In January 1981, after not reading Anderson for years, I went to work for my first daily newspaper, the Gazette in Bellevue, in north central Ohio. Seven miles to the west on Route 20 is Clyde, Anderson’s home from the age of seven, his model for Winesburg and the home of a Whirlpool washing machine factory. My flagging interest in Anderson’s work revived, again for largely extra-literary reasons. I reread his stories with nearby, radically transformed landscapes in mind. 

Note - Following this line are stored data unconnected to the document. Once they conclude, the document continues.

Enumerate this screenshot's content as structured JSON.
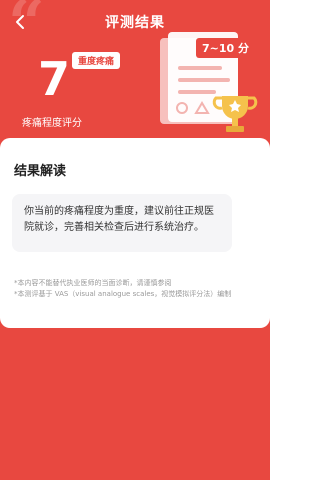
{
  "header": {
    "title": "评测结果",
    "back_icon": "chevron-left-icon"
  },
  "score": {
    "value": "7",
    "label": "疼痛程度评分",
    "severity": "重度疼痛"
  },
  "illustration": {
    "range_label": "7~10 分"
  },
  "result": {
    "section_title": "结果解读",
    "text": "你当前的疼痛程度为重度，建议前往正规医院就诊，完善相关检查后进行系统治疗。",
    "note_lines": [
      "*本内容不能替代执业医师的当面诊断，请谨慎参阅",
      "*本测评基于 VAS（visual analogue scales，视觉模拟评分法）编制"
    ]
  },
  "colors": {
    "primary": "#E84840",
    "card_bg": "#FFFFFF",
    "result_box_bg": "#F5F5F7"
  }
}
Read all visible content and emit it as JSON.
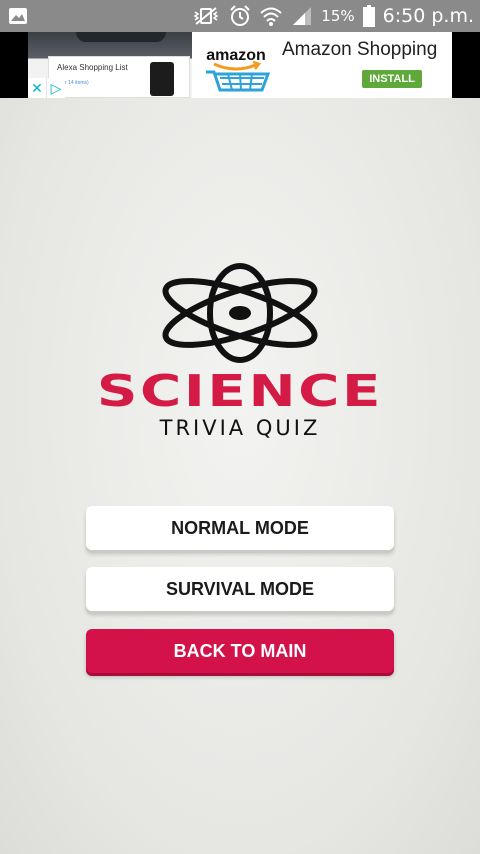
{
  "status_bar": {
    "battery_percent": "15%",
    "time": "6:50 p.m.",
    "icons": [
      "gallery-icon",
      "mute-vibrate-icon",
      "alarm-icon",
      "wifi-icon",
      "signal-icon",
      "battery-icon"
    ]
  },
  "ad": {
    "thumb_text": "Alexa Shopping List",
    "thumb_subtext": "your 14 items)",
    "logo_text": "amazon",
    "title": "Amazon Shopping",
    "install_label": "INSTALL",
    "install_color": "#5fa83a",
    "close_glyph": "✕",
    "info_glyph": "▷"
  },
  "logo": {
    "title": "SCIENCE",
    "subtitle": "TRIVIA QUIZ",
    "title_color": "#d41b46"
  },
  "menu": {
    "normal_mode": "NORMAL MODE",
    "survival_mode": "SURVIVAL MODE",
    "back_to_main": "BACK TO MAIN",
    "accent_color": "#d3124a"
  }
}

The infatuation, I’m both relieved and sorry to say, faded a long time ago. When the Library of America brought out Anderson’s Collected Stories two years ago, I borrowed it from the library and browsed around in it (“Paper Pills,” “I’m a Fool,” “Death in the Woods”), but never bought a copy. This time I heard echoes of Turgenev, one of Anderson’s rare non-American enthusiasms. I’ll keep my old Viking edition of Winesburg but I’m not likely to read it again, cover to cover. His prose too often is soggy and generic. He succumbs too often to sentimentality and the close-at-hand cliché. In his essay “The Prose Sublime,” Donald Justice makes no great claims for Anderson but quotes a lengthy and quite lovely passage from Poor White and says: 

“It is a classic instance of things coming together even as they pass, of a moment when things may be said to associate without relating. The feeling raised by this perception is one of poignancy; perhaps that is the specific feeling this type of the prose sublime can be expected to give rise to. Made up of unspoken connections, it seems also to be about them. Probably it is not peculiarly American, but I can recall nothing in European novels, not even in the Russians, which evokes and gives body to this particular mood.” 

Anderson was born on this date, Sept. 13, in 1876, in Camden, Ohio. He died March 8, 1941, in Colón, Panama.